Cabe resaltar también que en Guatemala, la Ley del Organismo Judicial, Decreto No. 2-89 del Congreso de la República, en su Artículo 11 reconoce al Diccionario de la lengua española (aunque lo llama Diccionario de la Real Academia Española, como ha sido inveteradamente denominada esta obra), como una importante fuente para entender las palabras de la ley. Dice el artículo: “El idioma oficial es el español. Las palabras de la ley se entenderán de acuerdo con el Diccionario de la Real Academia Española, en la acepción correspondiente, salvo que el legislador las haya definido expresamente. Si una palabra usada en la ley no aparece definida en el Diccionario de la Real Academia Española, se le dará su acepción usual en el país, lugar o región de que se trate. Las palabras técnicas utilizadas en la ciencia, en la tecnología o en el arte, se entenderán en su sentido propio, a menos que aparezca expresamente que se han usado en sentido distinto”.

Y en el contexto actual nacional, ahora más que nunca ha vuelto a la mesa de discusión la urgente necesidad de considerar reformas legislativas, tendentes a procurar una administración de justicia más efi ciente. De concretarse tal posibilidad, entre esas reformas estaría, no solo actualizar el nombre correcto del diccionario, es decir, de Diccionario de la Real Academia Española al de Diccionario de la lengua española y además, de incluir, como referentes de insoslayable consulta, a los diccionarios, tanto del español jurídico como al panhispánico del español jurídico. Ojalá y el Congreso de la nación a través de las comisiones respectivas, tenga en cuenta y valore en su justa dimensión estas importantes obras académicas y la función que pueden desempeñar para una correcta interpretación del derecho y, con ello, contribuir con el derecho de acceso a la justicia de todos los ciudadanos.

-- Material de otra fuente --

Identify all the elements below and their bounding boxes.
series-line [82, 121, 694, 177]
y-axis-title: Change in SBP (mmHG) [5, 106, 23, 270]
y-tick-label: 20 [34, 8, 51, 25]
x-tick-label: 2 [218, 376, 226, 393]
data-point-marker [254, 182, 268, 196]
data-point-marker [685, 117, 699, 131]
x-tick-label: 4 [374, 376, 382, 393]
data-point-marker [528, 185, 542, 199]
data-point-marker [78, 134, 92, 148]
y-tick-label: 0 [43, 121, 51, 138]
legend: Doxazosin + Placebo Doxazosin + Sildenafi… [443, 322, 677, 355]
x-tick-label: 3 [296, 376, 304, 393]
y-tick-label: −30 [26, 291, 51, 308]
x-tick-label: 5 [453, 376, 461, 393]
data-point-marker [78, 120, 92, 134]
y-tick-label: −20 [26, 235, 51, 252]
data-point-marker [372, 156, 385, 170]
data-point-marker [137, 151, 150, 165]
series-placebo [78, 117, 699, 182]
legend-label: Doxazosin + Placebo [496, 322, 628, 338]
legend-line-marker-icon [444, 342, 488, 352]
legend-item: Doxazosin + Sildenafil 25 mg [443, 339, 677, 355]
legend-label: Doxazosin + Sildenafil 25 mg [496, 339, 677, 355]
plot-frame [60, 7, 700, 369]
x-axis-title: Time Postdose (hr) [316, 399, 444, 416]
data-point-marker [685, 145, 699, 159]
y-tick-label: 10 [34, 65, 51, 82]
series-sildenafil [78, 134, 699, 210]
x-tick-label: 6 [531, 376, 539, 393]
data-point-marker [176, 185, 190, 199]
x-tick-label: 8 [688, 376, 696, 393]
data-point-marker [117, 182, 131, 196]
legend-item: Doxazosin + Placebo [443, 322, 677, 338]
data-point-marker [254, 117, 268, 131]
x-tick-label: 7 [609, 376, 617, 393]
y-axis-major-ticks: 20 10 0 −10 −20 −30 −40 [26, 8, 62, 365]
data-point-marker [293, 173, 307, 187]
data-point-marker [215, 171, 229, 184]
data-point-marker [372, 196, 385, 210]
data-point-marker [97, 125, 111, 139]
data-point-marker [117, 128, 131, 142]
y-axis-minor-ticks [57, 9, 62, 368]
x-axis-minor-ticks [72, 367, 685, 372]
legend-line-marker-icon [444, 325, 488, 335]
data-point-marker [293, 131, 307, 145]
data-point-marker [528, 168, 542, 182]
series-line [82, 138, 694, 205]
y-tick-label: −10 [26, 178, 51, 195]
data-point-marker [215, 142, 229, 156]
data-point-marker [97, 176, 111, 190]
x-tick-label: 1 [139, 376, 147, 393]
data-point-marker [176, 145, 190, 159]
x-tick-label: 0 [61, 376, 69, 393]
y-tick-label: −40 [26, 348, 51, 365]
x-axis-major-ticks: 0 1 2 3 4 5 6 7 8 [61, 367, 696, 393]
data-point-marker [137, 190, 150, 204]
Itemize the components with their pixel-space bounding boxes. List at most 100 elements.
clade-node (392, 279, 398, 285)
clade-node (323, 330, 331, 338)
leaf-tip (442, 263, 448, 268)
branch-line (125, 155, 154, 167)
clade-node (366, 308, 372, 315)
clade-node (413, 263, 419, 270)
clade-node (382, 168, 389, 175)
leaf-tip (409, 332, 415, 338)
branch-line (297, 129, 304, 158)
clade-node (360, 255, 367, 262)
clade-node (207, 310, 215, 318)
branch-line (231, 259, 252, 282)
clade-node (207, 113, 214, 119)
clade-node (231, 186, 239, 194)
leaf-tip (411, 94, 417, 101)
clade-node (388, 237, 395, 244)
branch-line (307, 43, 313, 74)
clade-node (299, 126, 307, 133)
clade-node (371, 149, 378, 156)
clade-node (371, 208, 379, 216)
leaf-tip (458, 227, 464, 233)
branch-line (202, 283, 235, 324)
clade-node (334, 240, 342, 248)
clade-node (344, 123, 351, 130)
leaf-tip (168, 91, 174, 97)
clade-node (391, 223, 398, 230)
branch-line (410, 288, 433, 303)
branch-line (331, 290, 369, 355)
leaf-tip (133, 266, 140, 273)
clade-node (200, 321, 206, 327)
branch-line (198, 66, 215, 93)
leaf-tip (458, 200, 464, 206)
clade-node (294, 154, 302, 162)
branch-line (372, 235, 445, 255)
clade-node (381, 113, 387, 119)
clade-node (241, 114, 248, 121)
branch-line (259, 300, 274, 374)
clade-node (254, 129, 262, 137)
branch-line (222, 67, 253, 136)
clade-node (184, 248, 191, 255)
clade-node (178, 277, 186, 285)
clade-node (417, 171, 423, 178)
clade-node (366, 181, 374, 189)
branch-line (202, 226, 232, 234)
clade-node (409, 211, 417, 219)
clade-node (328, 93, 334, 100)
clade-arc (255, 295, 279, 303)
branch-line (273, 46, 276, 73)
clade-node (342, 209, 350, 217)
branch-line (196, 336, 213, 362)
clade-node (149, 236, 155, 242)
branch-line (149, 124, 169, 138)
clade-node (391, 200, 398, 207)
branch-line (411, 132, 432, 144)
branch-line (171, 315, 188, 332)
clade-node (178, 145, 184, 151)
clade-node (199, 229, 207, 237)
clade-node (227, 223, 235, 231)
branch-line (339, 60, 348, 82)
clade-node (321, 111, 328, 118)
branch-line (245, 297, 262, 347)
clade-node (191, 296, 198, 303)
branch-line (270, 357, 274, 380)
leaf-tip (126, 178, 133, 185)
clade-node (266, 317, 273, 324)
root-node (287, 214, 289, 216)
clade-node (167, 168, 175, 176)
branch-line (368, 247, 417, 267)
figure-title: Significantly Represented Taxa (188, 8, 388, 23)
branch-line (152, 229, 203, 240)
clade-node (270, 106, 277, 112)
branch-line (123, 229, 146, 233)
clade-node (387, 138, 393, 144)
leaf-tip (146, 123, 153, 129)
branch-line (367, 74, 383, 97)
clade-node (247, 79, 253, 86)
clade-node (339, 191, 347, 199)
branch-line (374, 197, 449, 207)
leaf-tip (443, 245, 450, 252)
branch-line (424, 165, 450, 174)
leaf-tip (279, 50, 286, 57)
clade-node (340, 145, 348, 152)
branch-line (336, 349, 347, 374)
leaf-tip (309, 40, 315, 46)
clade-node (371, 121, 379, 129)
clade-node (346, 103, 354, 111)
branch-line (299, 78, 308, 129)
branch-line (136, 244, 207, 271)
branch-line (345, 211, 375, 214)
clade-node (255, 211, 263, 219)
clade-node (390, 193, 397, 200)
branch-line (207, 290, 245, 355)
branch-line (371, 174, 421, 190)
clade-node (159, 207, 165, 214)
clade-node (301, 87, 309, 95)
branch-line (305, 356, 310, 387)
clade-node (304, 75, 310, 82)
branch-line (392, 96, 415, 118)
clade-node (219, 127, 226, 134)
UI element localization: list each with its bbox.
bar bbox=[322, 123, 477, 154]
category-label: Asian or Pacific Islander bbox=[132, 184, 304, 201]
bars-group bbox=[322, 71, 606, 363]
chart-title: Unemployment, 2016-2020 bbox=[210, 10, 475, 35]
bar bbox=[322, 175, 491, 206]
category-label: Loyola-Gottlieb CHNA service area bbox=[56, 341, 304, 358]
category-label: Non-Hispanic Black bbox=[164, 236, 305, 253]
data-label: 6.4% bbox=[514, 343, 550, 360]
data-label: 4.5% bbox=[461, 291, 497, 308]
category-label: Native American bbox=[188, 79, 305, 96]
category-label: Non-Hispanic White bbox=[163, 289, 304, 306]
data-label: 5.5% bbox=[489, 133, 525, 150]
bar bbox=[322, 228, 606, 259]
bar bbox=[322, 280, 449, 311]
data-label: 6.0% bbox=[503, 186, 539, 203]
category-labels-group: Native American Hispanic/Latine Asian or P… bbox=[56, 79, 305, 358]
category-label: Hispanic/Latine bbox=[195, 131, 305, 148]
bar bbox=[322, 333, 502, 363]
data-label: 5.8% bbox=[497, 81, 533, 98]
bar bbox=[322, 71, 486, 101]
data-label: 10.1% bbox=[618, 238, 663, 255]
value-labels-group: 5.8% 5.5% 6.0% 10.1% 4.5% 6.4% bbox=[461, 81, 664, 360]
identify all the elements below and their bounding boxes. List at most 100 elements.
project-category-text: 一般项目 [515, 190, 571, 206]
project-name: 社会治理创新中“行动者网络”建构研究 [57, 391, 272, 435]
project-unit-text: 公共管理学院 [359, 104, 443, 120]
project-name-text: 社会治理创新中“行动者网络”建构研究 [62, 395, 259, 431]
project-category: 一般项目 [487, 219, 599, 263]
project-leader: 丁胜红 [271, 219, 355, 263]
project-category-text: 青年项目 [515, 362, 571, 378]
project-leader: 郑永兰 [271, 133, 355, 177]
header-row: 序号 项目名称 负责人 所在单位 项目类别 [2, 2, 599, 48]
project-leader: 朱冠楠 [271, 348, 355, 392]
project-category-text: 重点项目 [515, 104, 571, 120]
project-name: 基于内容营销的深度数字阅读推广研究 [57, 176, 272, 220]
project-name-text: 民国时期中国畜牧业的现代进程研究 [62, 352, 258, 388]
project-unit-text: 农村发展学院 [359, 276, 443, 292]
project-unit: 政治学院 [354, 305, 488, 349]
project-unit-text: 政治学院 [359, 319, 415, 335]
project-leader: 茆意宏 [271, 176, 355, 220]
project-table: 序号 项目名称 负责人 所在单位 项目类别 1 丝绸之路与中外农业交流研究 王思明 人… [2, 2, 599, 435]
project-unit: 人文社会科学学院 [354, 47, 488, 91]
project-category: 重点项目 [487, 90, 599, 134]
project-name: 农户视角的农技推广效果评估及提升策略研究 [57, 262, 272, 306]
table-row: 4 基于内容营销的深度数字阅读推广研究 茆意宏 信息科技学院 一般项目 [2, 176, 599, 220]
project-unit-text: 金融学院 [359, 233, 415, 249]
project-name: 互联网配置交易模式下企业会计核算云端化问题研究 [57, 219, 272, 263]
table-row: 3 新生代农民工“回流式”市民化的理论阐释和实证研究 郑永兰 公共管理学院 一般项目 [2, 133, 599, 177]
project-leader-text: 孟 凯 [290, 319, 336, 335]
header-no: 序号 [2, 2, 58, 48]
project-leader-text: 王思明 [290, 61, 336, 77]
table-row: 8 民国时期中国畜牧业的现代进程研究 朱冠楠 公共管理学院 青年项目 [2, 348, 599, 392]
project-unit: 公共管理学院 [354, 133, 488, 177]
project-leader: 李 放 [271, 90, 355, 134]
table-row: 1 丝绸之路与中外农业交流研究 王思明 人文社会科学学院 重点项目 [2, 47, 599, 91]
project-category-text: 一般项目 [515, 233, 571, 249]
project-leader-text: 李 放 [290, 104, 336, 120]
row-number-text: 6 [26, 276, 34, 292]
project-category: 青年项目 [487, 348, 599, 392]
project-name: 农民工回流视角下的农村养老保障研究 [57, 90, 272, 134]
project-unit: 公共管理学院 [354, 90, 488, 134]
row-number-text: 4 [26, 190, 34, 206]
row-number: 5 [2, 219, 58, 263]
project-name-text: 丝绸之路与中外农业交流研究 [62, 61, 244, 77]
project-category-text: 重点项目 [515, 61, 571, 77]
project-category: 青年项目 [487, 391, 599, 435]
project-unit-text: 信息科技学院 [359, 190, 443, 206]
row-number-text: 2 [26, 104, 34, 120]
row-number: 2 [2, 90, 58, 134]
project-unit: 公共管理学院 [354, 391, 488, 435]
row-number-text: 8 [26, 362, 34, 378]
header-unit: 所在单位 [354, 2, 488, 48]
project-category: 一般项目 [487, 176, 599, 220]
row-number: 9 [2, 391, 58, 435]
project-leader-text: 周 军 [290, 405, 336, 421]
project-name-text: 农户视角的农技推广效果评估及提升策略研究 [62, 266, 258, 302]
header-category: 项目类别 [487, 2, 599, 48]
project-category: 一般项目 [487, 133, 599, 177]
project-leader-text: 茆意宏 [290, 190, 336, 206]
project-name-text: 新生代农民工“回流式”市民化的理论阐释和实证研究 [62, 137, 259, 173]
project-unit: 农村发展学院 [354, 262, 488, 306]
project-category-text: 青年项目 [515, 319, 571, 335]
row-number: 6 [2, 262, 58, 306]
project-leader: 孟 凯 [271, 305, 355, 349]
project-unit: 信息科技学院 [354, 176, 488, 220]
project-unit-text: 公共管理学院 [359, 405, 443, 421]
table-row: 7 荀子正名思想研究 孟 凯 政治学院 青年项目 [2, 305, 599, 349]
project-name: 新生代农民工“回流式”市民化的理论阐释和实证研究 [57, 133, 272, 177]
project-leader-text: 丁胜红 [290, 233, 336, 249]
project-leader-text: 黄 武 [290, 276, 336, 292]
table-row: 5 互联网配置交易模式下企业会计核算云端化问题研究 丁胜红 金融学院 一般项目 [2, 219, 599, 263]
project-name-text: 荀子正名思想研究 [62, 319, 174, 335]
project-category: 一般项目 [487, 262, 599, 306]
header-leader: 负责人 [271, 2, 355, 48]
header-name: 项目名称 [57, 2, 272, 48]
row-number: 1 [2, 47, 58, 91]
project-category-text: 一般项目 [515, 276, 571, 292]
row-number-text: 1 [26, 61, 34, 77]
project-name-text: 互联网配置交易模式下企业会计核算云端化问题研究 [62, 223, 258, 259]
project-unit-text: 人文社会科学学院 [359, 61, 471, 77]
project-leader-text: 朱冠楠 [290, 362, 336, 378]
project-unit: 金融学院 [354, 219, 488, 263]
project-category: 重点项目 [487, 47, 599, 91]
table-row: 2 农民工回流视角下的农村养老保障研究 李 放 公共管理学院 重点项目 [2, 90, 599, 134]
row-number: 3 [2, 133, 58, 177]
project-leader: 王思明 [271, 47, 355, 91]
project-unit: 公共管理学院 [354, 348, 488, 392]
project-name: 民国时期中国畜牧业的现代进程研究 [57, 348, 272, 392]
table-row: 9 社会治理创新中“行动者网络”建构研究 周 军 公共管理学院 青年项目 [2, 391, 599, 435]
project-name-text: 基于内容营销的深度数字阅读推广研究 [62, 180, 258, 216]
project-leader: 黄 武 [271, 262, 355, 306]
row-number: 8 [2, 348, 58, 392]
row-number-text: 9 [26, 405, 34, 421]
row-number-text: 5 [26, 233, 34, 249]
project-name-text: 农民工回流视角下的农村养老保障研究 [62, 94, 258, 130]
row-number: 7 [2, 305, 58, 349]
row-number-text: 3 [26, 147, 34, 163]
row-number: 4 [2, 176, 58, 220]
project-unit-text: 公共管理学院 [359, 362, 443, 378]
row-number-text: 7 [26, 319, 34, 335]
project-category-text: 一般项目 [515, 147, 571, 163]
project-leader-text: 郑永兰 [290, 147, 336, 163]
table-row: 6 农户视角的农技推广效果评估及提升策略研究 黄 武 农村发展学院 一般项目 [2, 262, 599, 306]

Y hablando del derecho de acceso a la justicia, me permito recordar el contenido de la Carta de Derechos de las Personas ante la Justicia en el Ámbito Judicial Iberoamericano, producto de la VII Cumbre Iberoamericana de Presidentes de Cortes Supremas y Tribunales Supremos de Justicia (Cumbre Judicial Iberoamericana, 2002), en el epígrafe titulado Una justicia moderna y accesible a todas las personas, subtítulo Una justicia comprensible, que en los puntos del 6 al 9 establece: “6. Todas las personas tienen derecho a que los actos de comunicación (en el ámbito judicial) contengan términos sencillos y comprensibles, evitándose el uso de elementos intimidatorios innecesarios. 7. Todas las personas tienen derecho a que en las vistas y comparecencias se utilice un lenguaje que, respetando las exigencias técnicas necesarias, resulte comprensible para todos los que no sean especialistas en derecho. Los jueces y magistrados que dirijan los actos procesales velarán por la vigencia de este derecho. 8. Todas las personas tienen derecho a que las sentencias y demás resoluciones judiciales se redacten de tal forma que sean comprensibles por sus destinatarios, empleando una sintaxis y estructura sencillas, sin perjuicio de su rigor técnico”.

En virtud de lo anterior, puede apreciarse aquí el doble beneficio que implica la publicación de esta obra, tanto desde la perspectiva lingüística y su relación con el campo del derecho, como también para contribuir a la realización del derecho fundamental de acceso a la justicia de la comunidad iberoamericana, por lo cual puedo asegurar que por ahora es difícil alcanzar a vislumbrar su utilidad y proyección en el devenir de los tiempos, contribuyendo a la unificación del español a través del derecho. *Gustavo García Fong es abogado y miembro de número de la Academia Guatemalteca de la Lengua –AGL–, correspondiente de la Real Academia Española –RAE–. Responsable del aporte nacional para el “Diccionario panhispánico del español jurídico”. Actual secretario de junta directiva de la AGL.